GREAT BAY, Sint Maarten (DCOMM) – The theme for Sunday, May 5 Hand Hygiene Day is “Clean hands save lives.”


According to the World Health Organization (WHO), everyone has the right to expect clean care, whether that care is administered in a field hospital, a care home or a state-of-the art operating theatre.


The Collective Prevention Services (CPS), a department of the Ministry of Public Health, Social Development and Labour, says clean care is safer care; protects the most vulnerable, saves lives and helps combat bacteria resistance, and it all starts with clean hands for infection prevention and control.


CPS calls on all health and care related-institutions to review and reflect on their protocols currently in place for infection prevention and control, and to make adjustments where necessary if need be to be in line with WHO standards and requirements.


The WHO says that the: “The simple act of cleaning hands is part of a bigger picture that includes emergency preparedness, outbreak control and the fight against antimicrobial resistance.

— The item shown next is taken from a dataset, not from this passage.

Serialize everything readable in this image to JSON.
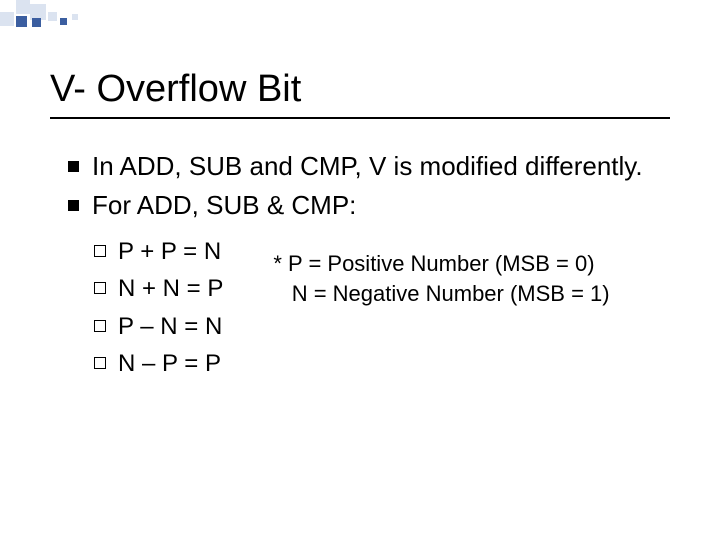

“As an infection control specialist, Professor Mitchell Schwaber was part of the taskforce that dealt with an outbreak of a deadly, drug-resistant form of Klebsiella bacteria in Israel in 2006.


“He has unique insight into how this outbreak was brought under control with measures based on the fundamentals of infection control, including proper hand hygiene. The lessons learned from this challenge changed Israel’s approach to infection prevention and control forever, helping to prevent future outbreaks.”


The five moments to ensure clean hands in health care are: before touching a patient; before clean/aseptic procedures; after body fluid exposure/risk; after touching a patient; and after touching patient surroundings.


The WHO published in 2009 the ‘WHO guidelines on hand hygiene in health care,’ which provides health-care workers (HCWs), hospital administrators and health authorities with a thorough review of evidence on hand hygiene in health care and specific recommendations to improve practices and reduce transmission of pathogenic micro-organisms to patients and HCWs.


WHO says the present guidelines are intended to be implemented in any situation in which health care is delivered either to a patient or to a specific group in a population. Therefore, this concept applies to all settings where health care is permanently or occasionally performed, such as home care by birth attendants.